Prior to Immelt’s arrival as CEO, GE experience weak performance in Asian markets. GE is an American company at heart and hence, if not actively made to otherwise, would operate as such even abroad. Pascale (1996) argues that that this is why Japanese firms like Mazda and Toyota’s subsidiary Toyotep failed to conquer the US automobile markets: their manufacturing was accustomed to building in Japan and simply trying to sell abroad, hence not reacting to a change in business environment that is the US in comparison to Japan. On the other hand, Mintzberg (1996) argues that Honda’s success in the US motorcycle industry was due to Honda’s executives being able to quickly adapt to a change in environment: Honda executives said that they came to the US prepared to learn because, as Mintzberg (1996) reiterates ‘we shall get nowhere without emergent learning alongside deliberate planning.’  So how is this relevant to GE? GE’s Asia performance was lower because American executives bound themselves to American institutional norms that would not work in Asia, instead of having a mindset of first learning about this very different market. Being bound to its home operating system made GE unable to thrive in this environmental change. The importance of the ability to learn and differentiate operations depending on location is highlighted by GE’s success abroad following Immelt’s 2011 introduction of the GE Global Growth Organisation (GE GGO), which expanded local presence in emerging markets and gave far more power to regional managers to drive growth. Immelt himself spent 50% of his time in developing regions and ran GE Power in Ghana himself for some time. John Rice, the President of GE GGO, actually moved to Hong Kong and by 2016 GE revenue outside the US accounted for 59% of total revenue. Immelt (2017) stated ‘to be global, we’ve got to be more local’ , highlighting his awareness of the need to not be bound by American corporate norms in order to succeed in a changed environment.

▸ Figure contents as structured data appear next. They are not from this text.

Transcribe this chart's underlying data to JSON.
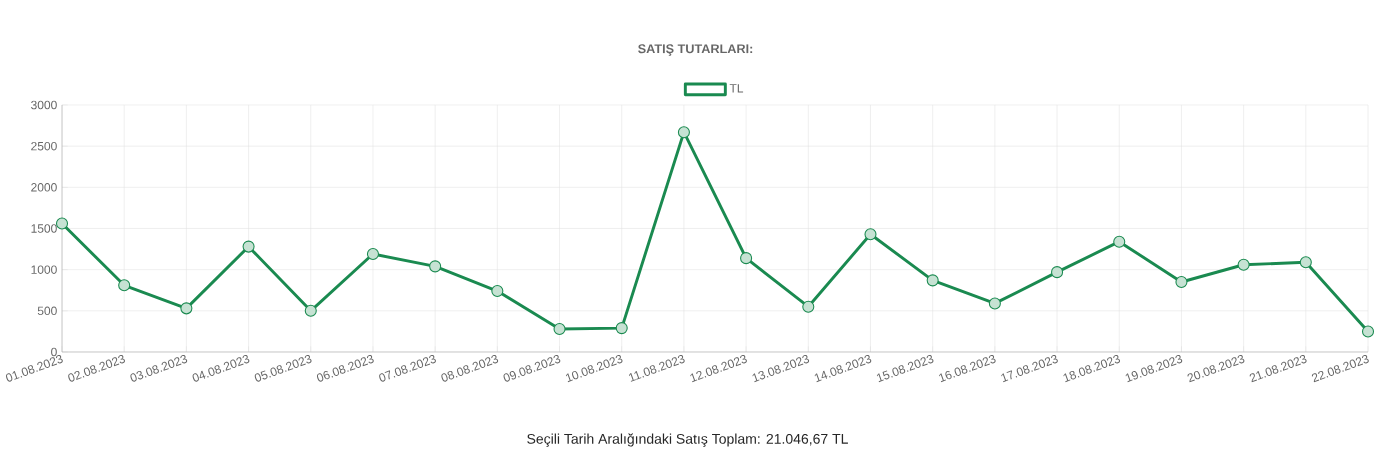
{
  "chart_data": {
    "type": "line",
    "title": "SATIŞ TUTARLARI:",
    "categories": [
      "01.08.2023",
      "02.08.2023",
      "03.08.2023",
      "04.08.2023",
      "05.08.2023",
      "06.08.2023",
      "07.08.2023",
      "08.08.2023",
      "09.08.2023",
      "10.08.2023",
      "11.08.2023",
      "12.08.2023",
      "13.08.2023",
      "14.08.2023",
      "15.08.2023",
      "16.08.2023",
      "17.08.2023",
      "18.08.2023",
      "19.08.2023",
      "20.08.2023",
      "21.08.2023",
      "22.08.2023"
    ],
    "series": [
      {
        "name": "TL",
        "color": "#1a8a50",
        "values": [
          1560,
          810,
          530,
          1280,
          500,
          1190,
          1040,
          740,
          280,
          290,
          2670,
          1140,
          550,
          1430,
          870,
          590,
          970,
          1340,
          850,
          1060,
          1090,
          250
        ]
      }
    ],
    "ylim": [
      0,
      3000
    ],
    "yticks": [
      0,
      500,
      1000,
      1500,
      2000,
      2500,
      3000
    ],
    "grid": true,
    "legend": "top",
    "marker": "circle",
    "line_style": "solid",
    "annotations": [
      "Seçili Tarih Aralığındaki Satış Toplam: 21.046,67 TL"
    ]
  }
}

GE’s recent performance suggests that there may be some faults. In the third quarter of the 2017 financial year, GE posted a loss of $22.8bn, revenues fell by a third and orders fell by 18% for GE Power. It is currently the worst performing firm in the Dow Jones Industrial Average (2017). Immelt can be blamed for this: The Economist (2017) stated that ‘Immelt deteriorated the core power business to point where firm now cannot generate cash to pay its promised dividends.’  This suggests that GE’s structure may not follow logically from the public strategy because the businesses were still too broad and sprawled out, even after considering the significant reduction of GE Capital: the sprawling conglomerate was not reduced enough and could not be effectively. For this reason, the newly installed CEO, Lawrence Culp, is currently seeking to simplify GE’s structure further into two business divisions, one containing gas products, and the other containing service businesses, as well as divesting certain segments. The Economist (2017) argues that GE was ‘a company adrift under Mr Immelt, who often talked in lofty terms about GE’s future and invested a lot in innovation but did not always hold people accountable or insist on tough targets.’  However, this suggests that GE’s current difficulties are not actually related to its structure and its ability to react to the external environment but due to Immelt’s managerial mishaps. In fact, there is strong evidence for this: Immelt was criticised for buying energy companies when oil & gas prices were low, GE was investigated by the SEC due to accounting standards discrepancies, and opaque long-term service contracts raised investor suspicion due to lack of openness.

General Electric was considered one of the most admired companies in Fortune Annual Survey and in 2002 even came in first place. GE’s strategy of differentiation is evident in the constantly evolving nature of its many businesses. Not only do GE’s vast R&D resources facilitate the ease to react to changes in the external environment, but so do the interconnectedness of the different businesses, through platforms like GE Store, and the ability to be flexible in new markets through segments like the GE GGO. Therefore, while it is evident that GE is currently facing performance troubles, these are due to poor managerial decision making as opposed to GE’s structure or ability to react to the external environment.